Presiden RMS John Wattilete mengumumkan bahwa dirinya mewakili RMS resmi menggugat Presiden Indonesia. Gugatannya kini di meja pengadilan Den Haag (2 October 2010), pemerintah Belanda memberikan pernyataan, menjamin sepenuhnya keselamatan Presiden Soesilo (3 October 2010), pengadilan Den Haag menyidangkan gugatan Wattilete (5 October 2010), pada hari yang sama di bandara Halim Perdanakusumah Indonesia, Presiden Soesilo bersiap-siap memulai lawatannya. Jam menunjukkan pukul 12.30. Pukul 14.30 Presiden resmi mengumumkan Ia dan rombongannya membatalkan kunjungan ke Belanda. Jadi ini bukan soal takut, namun soal harga diri bung!
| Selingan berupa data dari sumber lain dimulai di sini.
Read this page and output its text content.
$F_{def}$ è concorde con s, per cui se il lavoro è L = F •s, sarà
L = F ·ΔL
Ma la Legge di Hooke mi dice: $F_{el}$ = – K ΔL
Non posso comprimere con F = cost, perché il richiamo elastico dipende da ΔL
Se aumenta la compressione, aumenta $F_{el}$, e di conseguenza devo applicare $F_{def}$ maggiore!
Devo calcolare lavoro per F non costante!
Di Wageningen University, pembatalan itu serta merta membuat mahasiswa-mahasiswa Indonesia yang bergegas mengklik RMS dan pembatalan kunjungan di internet.
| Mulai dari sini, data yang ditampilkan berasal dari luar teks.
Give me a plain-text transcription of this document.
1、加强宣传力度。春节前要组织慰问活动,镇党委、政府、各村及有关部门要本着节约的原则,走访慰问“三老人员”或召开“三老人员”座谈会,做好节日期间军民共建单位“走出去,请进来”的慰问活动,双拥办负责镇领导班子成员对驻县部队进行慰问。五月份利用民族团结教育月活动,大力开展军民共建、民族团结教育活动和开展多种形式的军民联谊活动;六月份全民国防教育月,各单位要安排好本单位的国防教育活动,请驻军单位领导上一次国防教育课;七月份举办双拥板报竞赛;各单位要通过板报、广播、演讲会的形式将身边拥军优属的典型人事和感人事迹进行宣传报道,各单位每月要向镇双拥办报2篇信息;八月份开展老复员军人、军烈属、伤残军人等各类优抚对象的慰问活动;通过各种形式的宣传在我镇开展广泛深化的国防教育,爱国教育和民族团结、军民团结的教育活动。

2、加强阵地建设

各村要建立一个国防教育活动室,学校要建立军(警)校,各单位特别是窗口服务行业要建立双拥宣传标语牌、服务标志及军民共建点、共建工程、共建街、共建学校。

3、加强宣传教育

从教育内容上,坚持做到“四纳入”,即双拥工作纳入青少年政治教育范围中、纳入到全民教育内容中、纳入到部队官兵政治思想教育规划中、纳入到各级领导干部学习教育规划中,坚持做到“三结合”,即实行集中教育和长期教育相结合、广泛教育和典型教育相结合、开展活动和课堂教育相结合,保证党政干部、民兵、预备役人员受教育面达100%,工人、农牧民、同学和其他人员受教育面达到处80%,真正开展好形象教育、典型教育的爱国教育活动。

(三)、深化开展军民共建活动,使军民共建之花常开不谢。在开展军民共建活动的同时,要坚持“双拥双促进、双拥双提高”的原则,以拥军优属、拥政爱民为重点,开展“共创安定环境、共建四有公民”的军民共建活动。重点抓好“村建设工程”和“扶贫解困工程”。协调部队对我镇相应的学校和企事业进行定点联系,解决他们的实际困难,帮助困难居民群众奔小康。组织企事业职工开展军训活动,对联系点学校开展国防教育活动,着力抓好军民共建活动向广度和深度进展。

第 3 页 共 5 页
Organisasi RMS memisahkan diri dari Indonesia sejak tahun 1950 dan sekitar 12,500 anggotanya mengungsi ke Belanda dan mendirikan pemerintah pengasingan di Belanda pada tahun 1966[2]. Dua gerakan RMS yang menghiasi suratkabar di Indonesia adalah gerakan pendudukan wisma duta republik Indonesia pada tahun 1970, saat Presiden Soeharto (almarhum) berkunjung. Gerakan berikutnya justru berselang 37 tahun setelahnya, yakni sejumlah pemuda Maluku mengibarkan bendera RMS di depan hidung Presiden Soesilo saat perayaan hari keluarga nacional diselenggarakan di Ambon. Mengapa jaraknya begitu jauh dan panjang? Apakah ini mereka generasi berikut dari RMS? Puncaknya adalah memasukkan gugatan terhadap Presiden Soesilo di pengadilan Den Haag dengan tuntutan ; tangkap pelaku pelanggaran HAM. Suratkabar lainnya menyebut penundaan kunjungan itu adalah preseden yang menunjukkan ketidakmampuan Presiden Soesilo. “Cuma Presiden Soeharto yang berani”[3].